Bur sadly even if the court was to make a decision, that decision can be vetoed by one of the main permanent members who sit on the Security Council.

How many people must die or be made homeless through war before we as a people stand up and fight back, not with bombs or bullets, but the sheer force of mass, intellect and diplomacy?

Christy Galligan

Letterkenny, Co Donegal

Corbyn lacks the courage to fight Johnson in an election

Dr Munjed Farid Al Qutob (Letters, Irish Independent, October 14) overlooks one important point. Boris Johnson was overwhelmingly elected Tory leader and thus prime minister, albeit by Tory Party members only, to deliver Brexit by Halloween as freely voted for by a majority of 1,269,501 in 2016.

As for certain families not knowing where they stand post-Brexit, east European arrivals since 2004 could always choose to return to their recent countries of origin which they left to become economic migrants in the UK, courtesy of Tony Blair’s (Blair the co-author of the illegal 2003 Iraq War) open borders policy. Romania, Bulgaria, Hungary, Latvia, Lithuania, Estonia and Poland’s economies could well benefit from this.

The Good Friday Agreement and the UK, post-Brexit, give Scotland the valid opportunity for a second independence referendum (preferably a republic) and the peoples of Ireland to become reunited.

As for Gibraltar, its inhabitants wish (and voted) to remain British – presumably English – if the UK breaks up into several independent countries. Spain cannot complain when it denies Catalonia a free independence referendum and holds two Moroccan cities – Ceuta and Melilla – as ‘Spanish territory’. Boris Johnson was elected to do precisely what he is doing and Jeremy Corbyn cowardly ducked a general election, where all those who oppose Brexit could put the Tories out, thus cancelling Brexit. I, for one, have no objection to another EU referendum – voting out again. I like my Labour Kensington MP precisely because she’s a republican and despite me being a Tory who wanted Johnson to become leader.

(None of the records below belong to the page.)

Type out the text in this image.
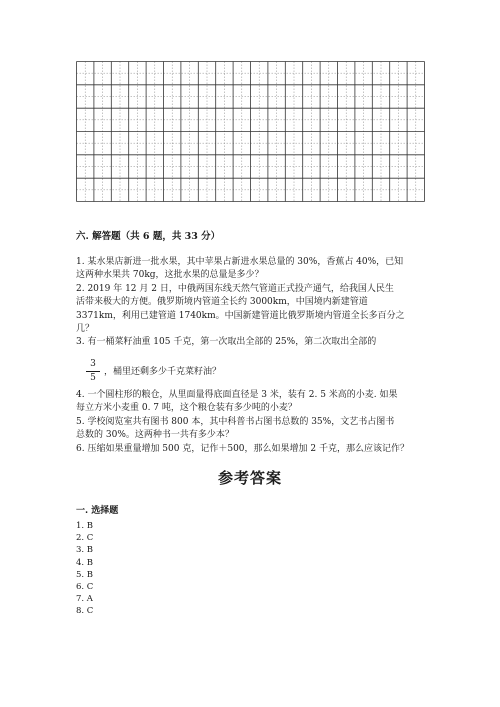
六. 解答题（共 6 题，共 33 分）
1. 某水果店新进一批水果，其中苹果占新进水果总量的 30%，香蕉占 40%，已知
这两种水果共 70kg，这批水果的总量是多少？
2. 2019 年 12 月 2 日，中俄两国东线天然气管道正式投产通气，给我国人民生
活带来极大的方便。俄罗斯境内管道全长约 3000km，中国境内新建管道
3371km，利用已建管道 1740km。中国新建管道比俄罗斯境内管道全长多百分之
几？
3. 有一桶菜籽油重 105 千克，第一次取出全部的 25%，第二次取出全部的
3
5
，桶里还剩多少千克菜籽油？
4. 一个圆柱形的粮仓，从里面量得底面直径是 3 米，装有 2. 5 米高的小麦. 如果
每立方米小麦重 0. 7 吨，这个粮仓装有多少吨的小麦？
5. 学校阅览室共有图书 800 本，其中科普书占图书总数的 35%，文艺书占图书
总数的 30%。这两种书一共有多少本？
6. 压缩如果重量增加 500 克，记作＋500，那么如果增加 2 千克，那么应该记作？
参考答案
一. 选择题
1. B
2. C
3. B
4. B
5. B
6. C
7. A
8. C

Let Jeremy Corbyn ‘man up’ and agree to a general election before Christmas.

Dominic Shelmerdine

London, UK

Sign of the times from when life seemed so much sweeter

Roslyn Dee’s reference (“I’m a widow because of tobacco – it’s time to get tough with evil industry”, Irish Independent, October 10) to “sweetie cigarettes” from bygone days, reminded me of a sign prominently displayed in the window of a sweet shop in Bray, during my boyhood years. ‘CHOCOLATE THROWOUTS’ it boldly announced, over a tray of scattered chocolates. Many the one I wolfed down with gay abandon, and lived to tell the tale. Thus far, anyway.